10-04-2011, 09:43 AM
Chakravartin wrote: If you do go with an local indie cellular provider, you lose the benefits of 3G service. (And if the iPhone 5 does 4G you'll lose both 3G and 4G.)
Why? Do you mean T-Mobile or a T-Mobile MVNO? Otherwise, the 3G should work. Yes, the GSM market in the USA is a joke, it may as well not exist. The two biggest GSM providers don't share 3G frequencies. The concept of unlocked phones doesn't really work here anymore. The pentaband phones are nice, but besides Nokia Symbian models, what phones ship with pentaband support? When Cingular, AT&T, T-Mobile, and a bunch of other GSM locals existed, the marketplace was much more GSM friendly. Oh well.
Not sure what you mean by 4G. Wouldn't Apple have to sell two different LTE models? I thought Verizon and AT&T had different frequencies for LTE? I wouldn't think Apple could have a single phone for the USA market if it required CDMA, GSM, and different LTE frequencies. Did you mean WiMAX (I think Sprint is the only WiMAX provider that sells phones)? Did you mean the faster HSPA+ that T-Mobile and AT&T call 4G?

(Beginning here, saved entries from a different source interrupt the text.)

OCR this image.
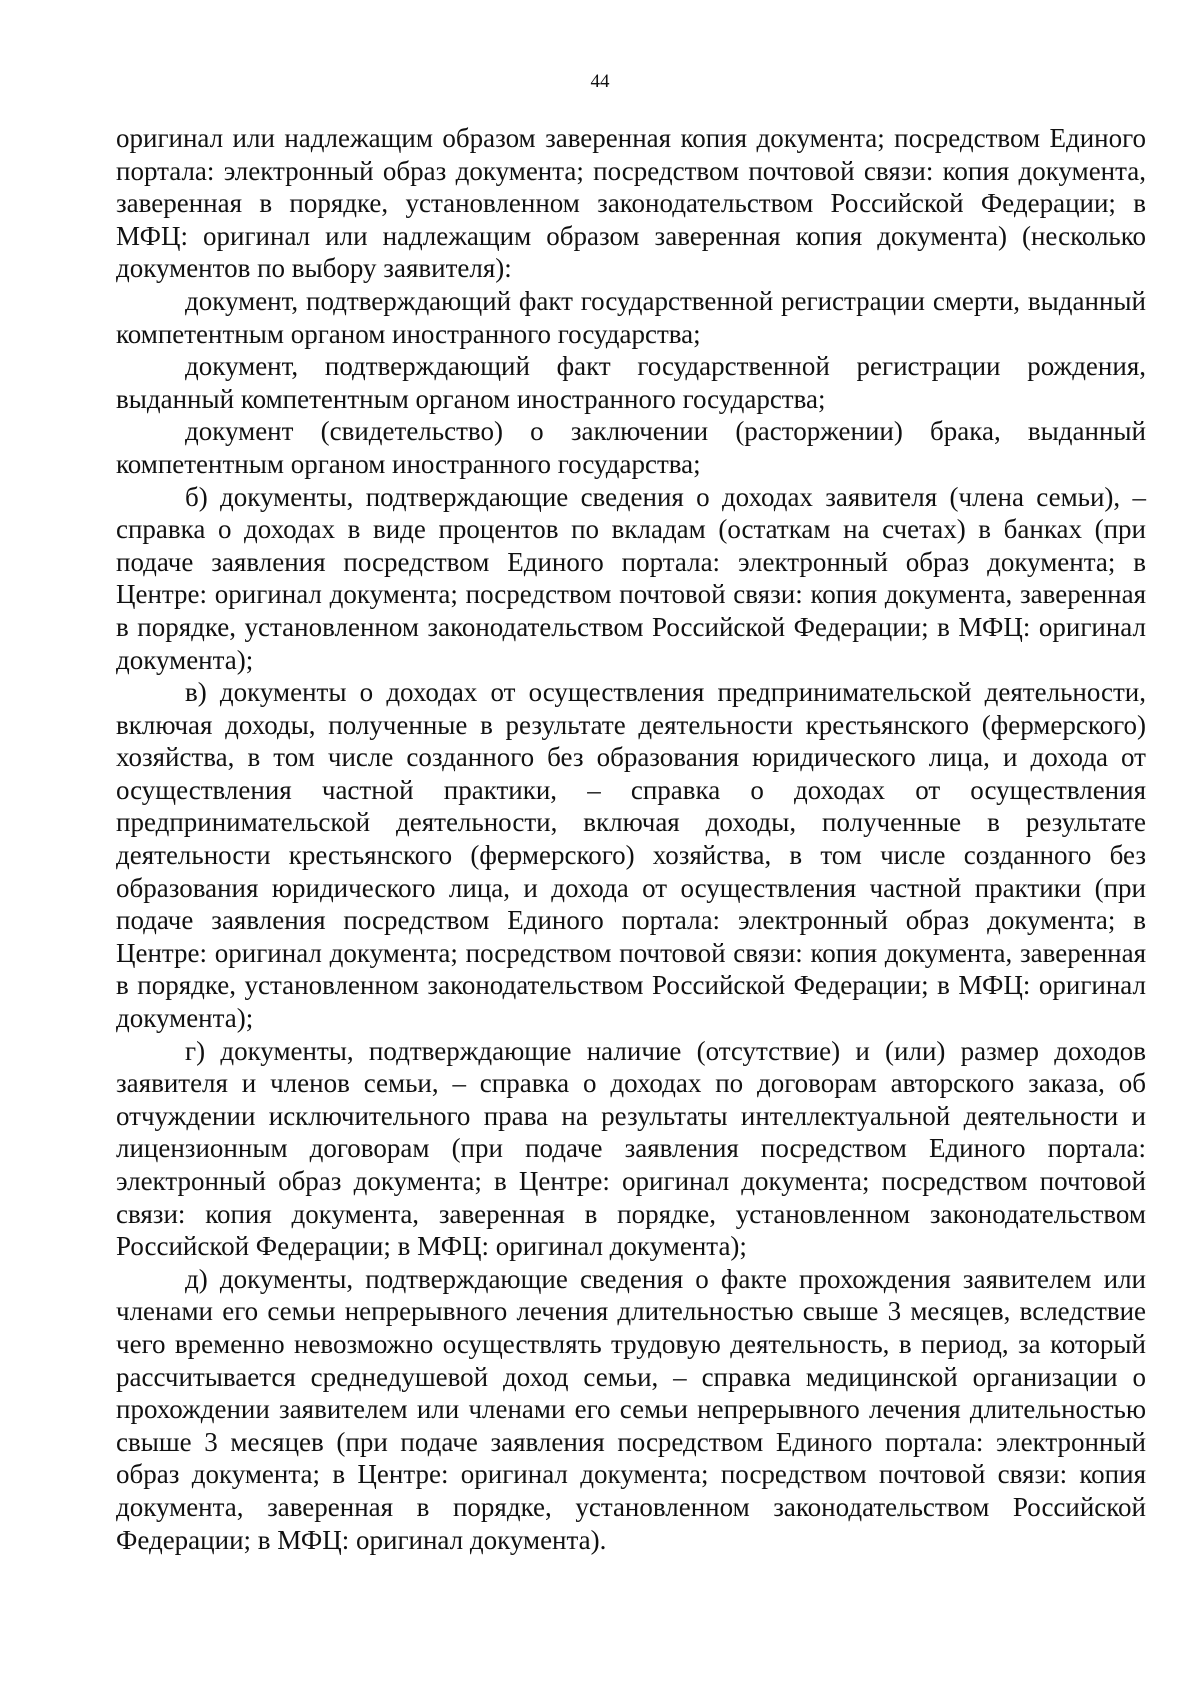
44

оригинал или надлежащим образом заверенная копия документа; посредством Единого портала: электронный образ документа; посредством почтовой связи: копия документа, заверенная в порядке, установленном законодательством Российской Федерации; в МФЦ: оригинал или надлежащим образом заверенная копия документа) (несколько документов по выбору заявителя):

документ, подтверждающий факт государственной регистрации смерти, выданный компетентным органом иностранного государства;

документ, подтверждающий факт государственной регистрации рождения, выданный компетентным органом иностранного государства;

документ (свидетельство) о заключении (расторжении) брака, выданный компетентным органом иностранного государства;

б) документы, подтверждающие сведения о доходах заявителя (члена семьи), – справка о доходах в виде процентов по вкладам (остаткам на счетах) в банках (при подаче заявления посредством Единого портала: электронный образ документа; в Центре: оригинал документа; посредством почтовой связи: копия документа, заверенная в порядке, установленном законодательством Российской Федерации; в МФЦ: оригинал документа);

в) документы о доходах от осуществления предпринимательской деятельности, включая доходы, полученные в результате деятельности крестьянского (фермерского) хозяйства, в том числе созданного без образования юридического лица, и дохода от осуществления частной практики, – справка о доходах от осуществления предпринимательской деятельности, включая доходы, полученные в результате деятельности крестьянского (фермерского) хозяйства, в том числе созданного без образования юридического лица, и дохода от осуществления частной практики (при подаче заявления посредством Единого портала: электронный образ документа; в Центре: оригинал документа; посредством почтовой связи: копия документа, заверенная в порядке, установленном законодательством Российской Федерации; в МФЦ: оригинал документа);

г) документы, подтверждающие наличие (отсутствие) и (или) размер доходов заявителя и членов семьи, – справка о доходах по договорам авторского заказа, об отчуждении исключительного права на результаты интеллектуальной деятельности и лицензионным договорам (при подаче заявления посредством Единого портала: электронный образ документа; в Центре: оригинал документа; посредством почтовой связи: копия документа, заверенная в порядке, установленном законодательством Российской Федерации; в МФЦ: оригинал документа);

д) документы, подтверждающие сведения о факте прохождения заявителем или членами его семьи непрерывного лечения длительностью свыше 3 месяцев, вследствие чего временно невозможно осуществлять трудовую деятельность, в период, за который рассчитывается среднедушевой доход семьи, – справка медицинской организации о прохождении заявителем или членами его семьи непрерывного лечения длительностью свыше 3 месяцев (при подаче заявления посредством Единого портала: электронный образ документа; в Центре: оригинал документа; посредством почтовой связи: копия документа, заверенная в порядке, установленном законодательством Российской Федерации; в МФЦ: оригинал документа).
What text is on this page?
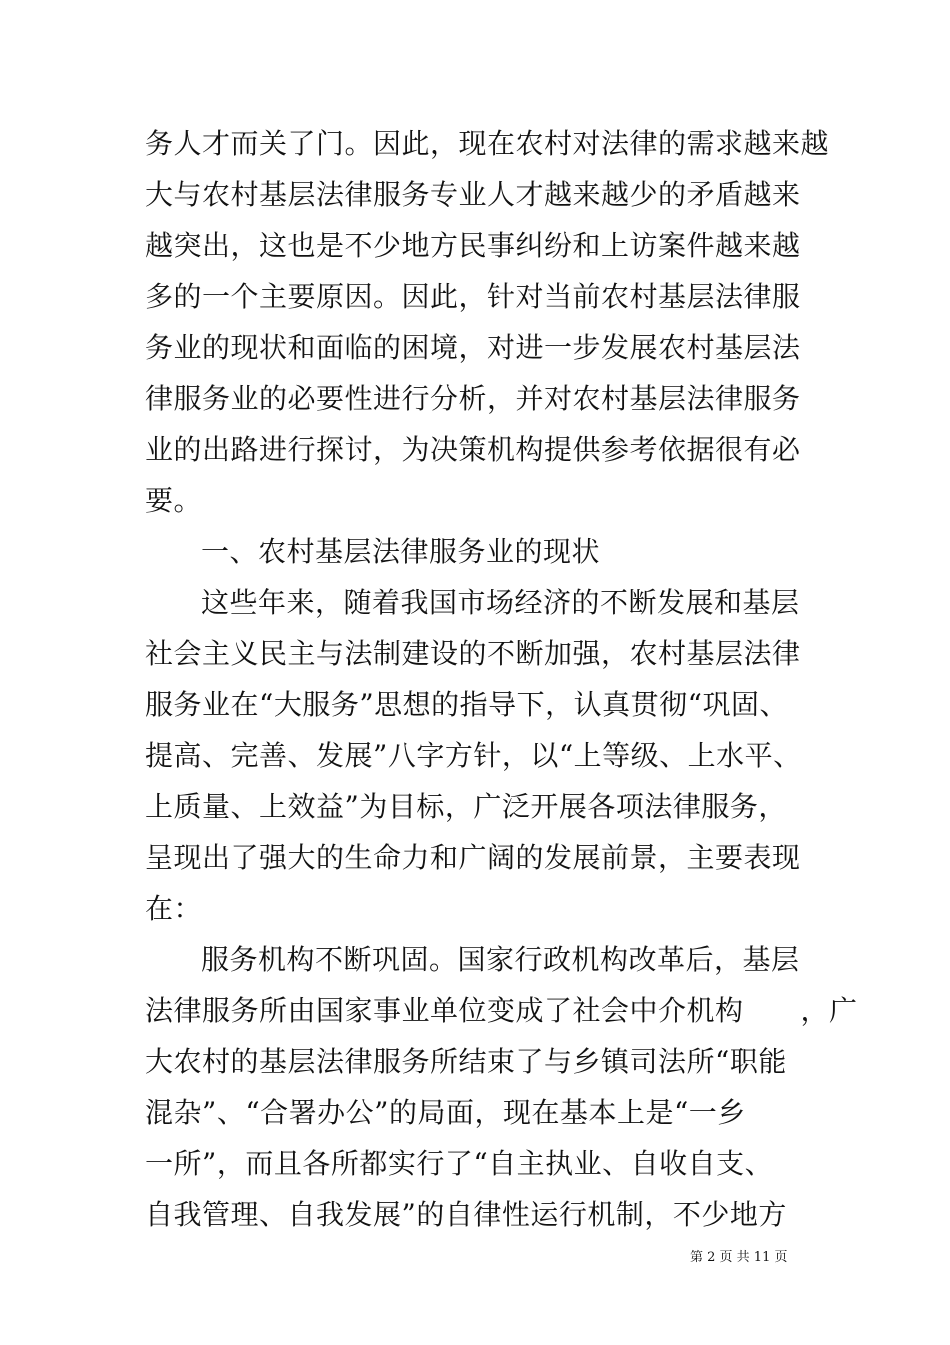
务人才而关了门。因此，现在农村对法律的需求越来越
大与农村基层法律服务专业人才越来越少的矛盾越来
越突出，这也是不少地方民事纠纷和上访案件越来越
多的一个主要原因。因此，针对当前农村基层法律服
务业的现状和面临的困境，对进一步发展农村基层法
律服务业的必要性进行分析，并对农村基层法律服务
业的出路进行探讨，为决策机构提供参考依据很有必
要。
一、农村基层法律服务业的现状
这些年来，随着我国市场经济的不断发展和基层
社会主义民主与法制建设的不断加强，农村基层法律
服务业在“大服务”思想的指导下，认真贯彻“巩固、
提高、完善、发展”八字方针，以“上等级、上水平、
上质量、上效益”为目标，广泛开展各项法律服务，
呈现出了强大的生命力和广阔的发展前景，主要表现
在：
服务机构不断巩固。国家行政机构改革后，基层
法律服务所由国家事业单位变成了社会中介机构　　，广
大农村的基层法律服务所结束了与乡镇司法所“职能
混杂”、“合署办公”的局面，现在基本上是“一乡
一所”，而且各所都实行了“自主执业、自收自支、
自我管理、自我发展”的自律性运行机制，不少地方
第 2 页 共 11 页
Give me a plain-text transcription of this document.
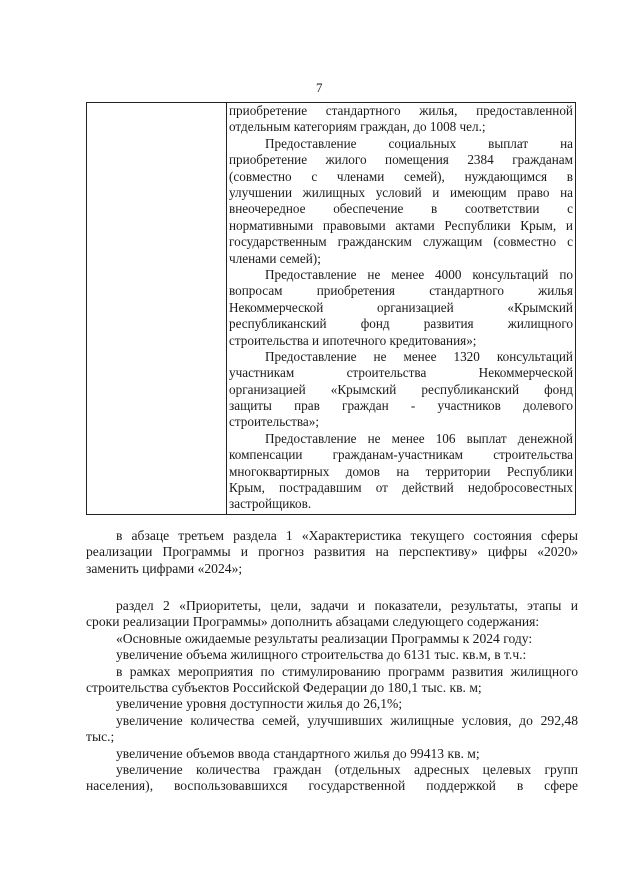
7
приобретение стандартного жилья, предоставленной
отдельным категориям граждан, до 1008 чел.;
Предоставление социальных выплат на
приобретение жилого помещения 2384 гражданам
(совместно с членами семей), нуждающимся в
улучшении жилищных условий и имеющим право на
внеочередное обеспечение в соответствии с
нормативными правовыми актами Республики Крым, и
государственным гражданским служащим (совместно с
членами семей);
Предоставление не менее 4000 консультаций по
вопросам приобретения стандартного жилья
Некоммерческой организацией «Крымский
республиканский фонд развития жилищного
строительства и ипотечного кредитования»;
Предоставление не менее 1320 консультаций
участникам строительства Некоммерческой
организацией «Крымский республиканский фонд
защиты прав граждан - участников долевого
строительства»;
Предоставление не менее 106 выплат денежной
компенсации гражданам-участникам строительства
многоквартирных домов на территории Республики
Крым, пострадавшим от действий недобросовестных
застройщиков.
в абзаце третьем раздела 1 «Характеристика текущего состояния сферы
реализации Программы и прогноз развития на перспективу» цифры «2020»
заменить цифрами «2024»;
раздел 2 «Приоритеты, цели, задачи и показатели, результаты, этапы и
сроки реализации Программы» дополнить абзацами следующего содержания:
«Основные ожидаемые результаты реализации Программы к 2024 году:
увеличение объема жилищного строительства до 6131 тыс. кв.м, в т.ч.:
в рамках мероприятия по стимулированию программ развития жилищного
строительства субъектов Российской Федерации до 180,1 тыс. кв. м;
увеличение уровня доступности жилья до 26,1%;
увеличение количества семей, улучшивших жилищные условия, до 292,48
тыс.;
увеличение объемов ввода стандартного жилья до 99413 кв. м;
увеличение количества граждан (отдельных адресных целевых групп
населения), воспользовавшихся государственной поддержкой в сфере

The T-Mobile/Walmart announcement for $30 "unlimited" data (5GB of "4G"/3G and then EDGE speeds thereafter), unlimited messaging, and 100 talk minutes is interesting. Assuming the new iPhone isn't a pentaband model, unlimited 2G data and messaging with 100 minutes calling for $30 seems reasonable. If the cheapest iPhone plan is $55, that makes for a nice savings in the first year alone. EDGE is fast enough for AGPS, MMS, email, and light web browsing. Even downloading content isn't bad (movies generally take too long to download over EDGE and forget about streaming video, but audio download/streams should work).